Abb. 1: Mykene; Gräberrund (Steinkreis) A innerhalb der Befestigung

Insgesamt gesehen, ist die Entwicklung bis zum frühen 14. Jahrhundert durch die Herausbildung mehrerer Herrschaftszentren von unterschiedlicher Bedeutung gekennzeichnet. Die eigentliche «Palastzeit» beginnt freilich erst nach dem Niedergang der minoischen Systeme auf Kreta. Dort zeichnete sich nach erneuten Naturkatastrophen, die vermutlich ebenfalls durch Erdbeben bedingt waren, um 1450 eine Wende ab. Vielfach wurde als Ursache der Zerstörungen auch ein verheerender Vulkanausbruch auf der Insel Thera (Santorin) angenommen, dessen Datierung und Folgen aber in der neueren Forschung umstritten sind. Die geflutete Caldera des dortigen Vulkans entstand schon in vorminoischer Zeit, während die Fernwirkungen des Ausbruchs in einer frühen Phase der spätminoischen Zeit (um 1640 oder zwischen 1627 und 1600?) schwer zu beurteilen sind, wenn auch ein Siedlungsabbruch in Santorin nicht zu bestreiten ist.

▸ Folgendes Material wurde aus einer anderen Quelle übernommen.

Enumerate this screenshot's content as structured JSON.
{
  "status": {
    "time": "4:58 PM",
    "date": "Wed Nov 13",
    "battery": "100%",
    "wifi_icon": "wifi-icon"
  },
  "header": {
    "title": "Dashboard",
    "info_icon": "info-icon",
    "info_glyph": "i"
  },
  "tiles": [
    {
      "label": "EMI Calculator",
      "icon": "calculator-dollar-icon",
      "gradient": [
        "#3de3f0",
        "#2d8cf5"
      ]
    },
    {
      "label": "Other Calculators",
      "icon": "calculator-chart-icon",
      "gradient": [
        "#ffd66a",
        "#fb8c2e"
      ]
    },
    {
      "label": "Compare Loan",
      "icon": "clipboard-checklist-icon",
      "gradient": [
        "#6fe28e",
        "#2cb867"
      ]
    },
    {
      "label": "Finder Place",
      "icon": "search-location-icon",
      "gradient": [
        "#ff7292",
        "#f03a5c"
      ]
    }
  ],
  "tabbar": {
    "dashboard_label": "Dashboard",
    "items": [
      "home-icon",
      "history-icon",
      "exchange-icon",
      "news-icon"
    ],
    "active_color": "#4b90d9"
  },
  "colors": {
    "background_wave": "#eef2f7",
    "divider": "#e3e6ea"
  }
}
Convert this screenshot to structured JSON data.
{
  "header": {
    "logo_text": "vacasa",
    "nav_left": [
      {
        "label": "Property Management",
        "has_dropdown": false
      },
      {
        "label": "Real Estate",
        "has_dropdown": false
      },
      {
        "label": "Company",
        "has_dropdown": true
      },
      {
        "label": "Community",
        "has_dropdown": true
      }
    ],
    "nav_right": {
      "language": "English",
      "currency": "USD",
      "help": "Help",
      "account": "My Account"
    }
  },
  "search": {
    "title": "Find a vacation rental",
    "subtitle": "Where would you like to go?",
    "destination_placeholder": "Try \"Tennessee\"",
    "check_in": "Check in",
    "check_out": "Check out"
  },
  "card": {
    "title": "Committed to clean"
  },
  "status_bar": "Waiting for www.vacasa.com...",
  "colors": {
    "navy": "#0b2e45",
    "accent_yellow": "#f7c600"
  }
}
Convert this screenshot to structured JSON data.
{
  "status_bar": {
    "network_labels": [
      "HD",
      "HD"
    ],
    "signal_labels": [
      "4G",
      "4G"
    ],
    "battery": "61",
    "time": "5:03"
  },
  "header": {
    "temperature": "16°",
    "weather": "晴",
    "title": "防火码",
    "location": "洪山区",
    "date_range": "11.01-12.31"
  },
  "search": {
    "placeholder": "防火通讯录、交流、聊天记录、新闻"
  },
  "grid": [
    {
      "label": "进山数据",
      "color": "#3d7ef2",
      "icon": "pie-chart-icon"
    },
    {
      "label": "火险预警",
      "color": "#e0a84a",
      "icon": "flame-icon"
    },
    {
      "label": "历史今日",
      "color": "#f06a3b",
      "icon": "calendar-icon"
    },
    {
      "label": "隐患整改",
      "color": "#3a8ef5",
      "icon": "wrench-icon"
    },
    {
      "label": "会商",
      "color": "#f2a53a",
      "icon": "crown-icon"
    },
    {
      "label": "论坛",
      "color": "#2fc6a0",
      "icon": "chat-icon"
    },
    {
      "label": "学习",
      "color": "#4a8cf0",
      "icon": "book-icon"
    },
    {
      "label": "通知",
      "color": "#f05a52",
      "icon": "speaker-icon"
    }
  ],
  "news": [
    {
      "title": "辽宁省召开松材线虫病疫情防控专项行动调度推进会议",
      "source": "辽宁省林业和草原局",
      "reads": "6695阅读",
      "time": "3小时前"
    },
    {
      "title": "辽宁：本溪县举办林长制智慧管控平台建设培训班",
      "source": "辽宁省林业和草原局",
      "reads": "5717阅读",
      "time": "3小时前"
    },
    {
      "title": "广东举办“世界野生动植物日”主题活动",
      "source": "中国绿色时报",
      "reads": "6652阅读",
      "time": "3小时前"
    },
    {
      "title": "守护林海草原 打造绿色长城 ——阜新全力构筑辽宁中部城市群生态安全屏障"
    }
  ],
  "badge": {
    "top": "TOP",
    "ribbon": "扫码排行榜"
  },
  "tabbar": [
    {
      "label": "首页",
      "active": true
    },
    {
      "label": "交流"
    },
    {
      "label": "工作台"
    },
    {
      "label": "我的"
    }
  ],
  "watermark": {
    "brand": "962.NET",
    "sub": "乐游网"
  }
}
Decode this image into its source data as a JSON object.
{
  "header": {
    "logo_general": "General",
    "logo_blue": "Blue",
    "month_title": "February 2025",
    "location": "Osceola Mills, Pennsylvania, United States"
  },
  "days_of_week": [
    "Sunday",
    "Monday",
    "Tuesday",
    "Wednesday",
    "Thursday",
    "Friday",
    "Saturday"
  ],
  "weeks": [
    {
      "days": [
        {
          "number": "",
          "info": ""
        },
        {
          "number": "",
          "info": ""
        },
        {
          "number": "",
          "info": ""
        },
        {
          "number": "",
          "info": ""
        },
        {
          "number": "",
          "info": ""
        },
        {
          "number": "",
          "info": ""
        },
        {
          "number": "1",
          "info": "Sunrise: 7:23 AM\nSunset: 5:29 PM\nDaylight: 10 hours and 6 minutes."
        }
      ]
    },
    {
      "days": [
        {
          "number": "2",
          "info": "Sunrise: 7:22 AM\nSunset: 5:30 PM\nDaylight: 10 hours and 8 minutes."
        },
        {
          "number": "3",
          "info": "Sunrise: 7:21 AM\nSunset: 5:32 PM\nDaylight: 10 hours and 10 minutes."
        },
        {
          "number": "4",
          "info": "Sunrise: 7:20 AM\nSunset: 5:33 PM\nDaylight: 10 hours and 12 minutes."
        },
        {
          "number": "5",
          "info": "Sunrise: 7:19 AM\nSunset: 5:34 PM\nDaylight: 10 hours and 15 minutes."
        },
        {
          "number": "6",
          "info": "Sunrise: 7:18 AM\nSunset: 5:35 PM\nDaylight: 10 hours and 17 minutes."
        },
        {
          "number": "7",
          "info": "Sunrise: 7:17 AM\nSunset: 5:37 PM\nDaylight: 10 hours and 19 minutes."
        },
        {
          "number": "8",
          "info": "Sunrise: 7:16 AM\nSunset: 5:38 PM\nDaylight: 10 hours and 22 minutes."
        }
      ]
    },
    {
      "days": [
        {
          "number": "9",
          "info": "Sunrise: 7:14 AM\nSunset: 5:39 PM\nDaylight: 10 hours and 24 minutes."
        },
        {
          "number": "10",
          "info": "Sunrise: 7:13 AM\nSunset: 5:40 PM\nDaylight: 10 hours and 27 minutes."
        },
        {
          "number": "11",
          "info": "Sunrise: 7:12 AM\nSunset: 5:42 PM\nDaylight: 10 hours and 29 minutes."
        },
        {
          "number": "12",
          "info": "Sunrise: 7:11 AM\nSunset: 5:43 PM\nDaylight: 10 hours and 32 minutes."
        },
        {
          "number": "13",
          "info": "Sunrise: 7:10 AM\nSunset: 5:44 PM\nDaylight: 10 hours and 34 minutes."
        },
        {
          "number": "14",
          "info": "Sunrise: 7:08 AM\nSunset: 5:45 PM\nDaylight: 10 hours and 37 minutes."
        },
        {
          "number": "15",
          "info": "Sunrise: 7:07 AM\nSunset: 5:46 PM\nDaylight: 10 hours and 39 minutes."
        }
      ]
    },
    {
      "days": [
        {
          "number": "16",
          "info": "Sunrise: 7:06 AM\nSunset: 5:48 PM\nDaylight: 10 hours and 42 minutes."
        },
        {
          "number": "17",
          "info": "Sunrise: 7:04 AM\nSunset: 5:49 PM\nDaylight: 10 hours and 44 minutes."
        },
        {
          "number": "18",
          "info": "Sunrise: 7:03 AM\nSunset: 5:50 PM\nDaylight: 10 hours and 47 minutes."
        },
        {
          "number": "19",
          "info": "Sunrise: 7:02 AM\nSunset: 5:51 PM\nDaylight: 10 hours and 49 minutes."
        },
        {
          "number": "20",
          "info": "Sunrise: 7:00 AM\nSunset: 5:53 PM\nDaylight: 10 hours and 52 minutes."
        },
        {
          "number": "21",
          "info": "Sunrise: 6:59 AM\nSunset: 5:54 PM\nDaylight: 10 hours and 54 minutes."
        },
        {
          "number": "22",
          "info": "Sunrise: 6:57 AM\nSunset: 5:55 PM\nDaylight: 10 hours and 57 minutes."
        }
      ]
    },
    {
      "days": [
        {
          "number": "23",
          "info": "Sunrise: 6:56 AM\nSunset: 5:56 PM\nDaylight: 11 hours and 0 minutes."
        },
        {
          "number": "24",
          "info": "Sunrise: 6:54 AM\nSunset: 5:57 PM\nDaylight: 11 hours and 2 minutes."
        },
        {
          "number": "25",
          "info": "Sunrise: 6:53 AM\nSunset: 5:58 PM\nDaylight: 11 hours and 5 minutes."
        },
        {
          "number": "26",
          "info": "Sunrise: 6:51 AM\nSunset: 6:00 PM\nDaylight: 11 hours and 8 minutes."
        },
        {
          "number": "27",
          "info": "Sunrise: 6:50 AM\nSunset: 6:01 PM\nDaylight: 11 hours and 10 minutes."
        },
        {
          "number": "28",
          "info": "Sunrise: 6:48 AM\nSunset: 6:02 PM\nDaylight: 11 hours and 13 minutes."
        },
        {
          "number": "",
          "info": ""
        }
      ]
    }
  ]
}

Jedenfalls wurden um 1450 auf Kreta mehrere bedeutende Paläste und Orte wie Mallia, Tylissos, Phaistos und Hagia Triada sowie Wohnviertel in Knossos zerstört. Der Palast von Knossos blieb aber offenbar weitgehend unversehrt. Die Folge war eine Hegemonie der dortigen Dynastie über weite Teile Kretas. Um 1375 ging aber die Herrschaft in Knossos allem Anschein nach auf neue Machthaber aus dem mykenischen Griechenland über. Sie führten das dort bestehende Wirtschafts- und Verwaltungssystem weiter, dessen Schrift nach dem Duktus ihrer Zeichen seit A. J. Evans, dem Ausgräber von Knossos, als Linear A bezeichnet wird und die für uns noch nicht verständliche Sprache der Minoer wiedergibt. Aus dieser Schrift, die in Kreta an über 25 Fundorten belegt ist, wurde nach dem Machtwechsel in Knossos für die Bedürfnisse der neuen Herrscher die Linear-B-Schrift entwickelt, die in der Folgezeit auch von Palastverwaltungen auf dem griechischen Festland übernommen wurde.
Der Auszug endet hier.